Book Review - Legend of the Syndicate | TenTonHammer

Book Review - Legend of the Syndicate

Posted November 19th, 2007 by Ethec

by Jeff "Ethec" Woleslagle

of the Syndicate
Sean Stalzer
Avari Press, 2007
$13.95 (US)

November 20, 2007 - When you think of legendary guilds, what names come to mind? Band of Brothers, Illuminati, Serious Business? Your point of reference might be as broad as one of the sweeping  Internet memes or as focused as the shard of the particular MMORPG you're playing, and it's likely that your criteria for judging a guild's greatness mirrors your own set of motives for playing these games.

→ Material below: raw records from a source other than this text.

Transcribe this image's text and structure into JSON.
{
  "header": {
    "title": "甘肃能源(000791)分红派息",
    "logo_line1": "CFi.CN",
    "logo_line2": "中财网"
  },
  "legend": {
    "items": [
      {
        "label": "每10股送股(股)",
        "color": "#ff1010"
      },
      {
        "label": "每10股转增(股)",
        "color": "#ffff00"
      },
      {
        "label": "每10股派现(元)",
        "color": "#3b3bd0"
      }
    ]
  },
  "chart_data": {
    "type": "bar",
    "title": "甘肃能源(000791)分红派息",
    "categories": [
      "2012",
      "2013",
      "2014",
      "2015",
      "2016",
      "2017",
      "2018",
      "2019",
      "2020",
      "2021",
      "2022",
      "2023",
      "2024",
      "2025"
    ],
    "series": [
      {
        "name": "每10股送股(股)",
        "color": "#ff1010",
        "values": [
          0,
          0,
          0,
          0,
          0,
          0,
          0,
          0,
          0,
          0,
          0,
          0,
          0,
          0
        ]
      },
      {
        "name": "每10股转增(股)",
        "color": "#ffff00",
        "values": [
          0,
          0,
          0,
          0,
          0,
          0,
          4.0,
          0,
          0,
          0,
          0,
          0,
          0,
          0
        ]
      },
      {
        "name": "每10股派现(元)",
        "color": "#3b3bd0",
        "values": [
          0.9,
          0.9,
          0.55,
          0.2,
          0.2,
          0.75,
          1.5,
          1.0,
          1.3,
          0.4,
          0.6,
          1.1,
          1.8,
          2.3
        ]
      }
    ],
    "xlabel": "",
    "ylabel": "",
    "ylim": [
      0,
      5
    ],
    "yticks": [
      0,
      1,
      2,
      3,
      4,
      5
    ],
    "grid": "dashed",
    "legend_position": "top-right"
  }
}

For gamers like me- who are far more interested in forging relationships with like-minded folks than claiming server firsts, who enjoy achieving, socializing, and exploring in equal parts - one guild that exemplifies greatness in size, stature, endurance, and values is The Syndicate. But what perhaps makes The Syndicate most special is that it's been in existence since before Ultima Online began alpha testing in 1996, continuing strong to this day across multiple games. The Legend of the Syndicate is guild founder Sean Stalzer's history of what he refers to as "online gaming's premier guild."

History, however, is only part of the equation. If ever there was a recipe book for a long lasting guild tied not to any one game but to each other, this is it. You needn't read between the lines, either. Sean Stalzer provides a blow-by-blow account of the tried and true principles that help make a virtual organization thrive over the long haul. The book is as much a chronicle of the guild's culture as it is an explanation of its history.

Stalzer places heavy emphasis on communication and comradery outside the game; through chat and the guild's forums of course, and also through the guild's annual live events (or "World Conferences"), starting in 2002. It was interesting to see how the guild's communication style evolved with the Internet, from email-only to forums to IRC, instant messaging, and voice-enabled technologies. This (and many other anecdotes presented by Stalzer throughout the book) was a journey many of us can relate to.

Also enjoyable was the imaginative narration of several in-game events, such as the attack on player-killer stronghold in Ultima Online. Stalzer is at his best when bringing the game to life from the shifting, bird's eye perspective of a guild leader coordinating a large-scale event. While the more didactic parts of the book might come across as overwrought and preachy (and one description of the "ideal" fictional MMORPG , Cit-World, comes across more as an inside joke than a tension breaker), Stalzer's retelling of guild actions is pure enjoyment. Unfortunately, these storytime sessions get shorter as the guild spread into EverQuest and ultimately World of Warcraft, perhaps mirroring the imagination-sapping effect of third generation MMORPGs.

To Stalzer's definite credit, the book neither comes across as a tool for self-aggrandizement or guild recruiting. The author makes it clear that recruits must fit the guild culture to stay on, and that this is not a guild solely focused on growth, accepting all types of gamers. If anything, the converse is true; Stalzer claims The Syndicate is successful because the guild's leadership stuck to its time-honored principles, letting the culture define the guild roster rather than vice-versa. Legend of the Syndicate is rife with these nuggets of organizational leadership and experiential wisdom.

All in all, this is an enjoyable read for any seasoned fan of MMORPGs on game nostalgia alone, but. I'd go so far as to say that this is a book that should be on every guild leader's shelf. It won't take you an evening to filter through the 200-odd pages, but you'll likely distill some important answers and encouragement to deal with the many causes of drama in today's guilds.

Ten Ton Recommendation:

Legend of the Syndicate is destined to be a foundational work in the increasingly respected area of guild leadership. But pick up a copy if you just want an enjoyable trip down MMOG memory lane, too.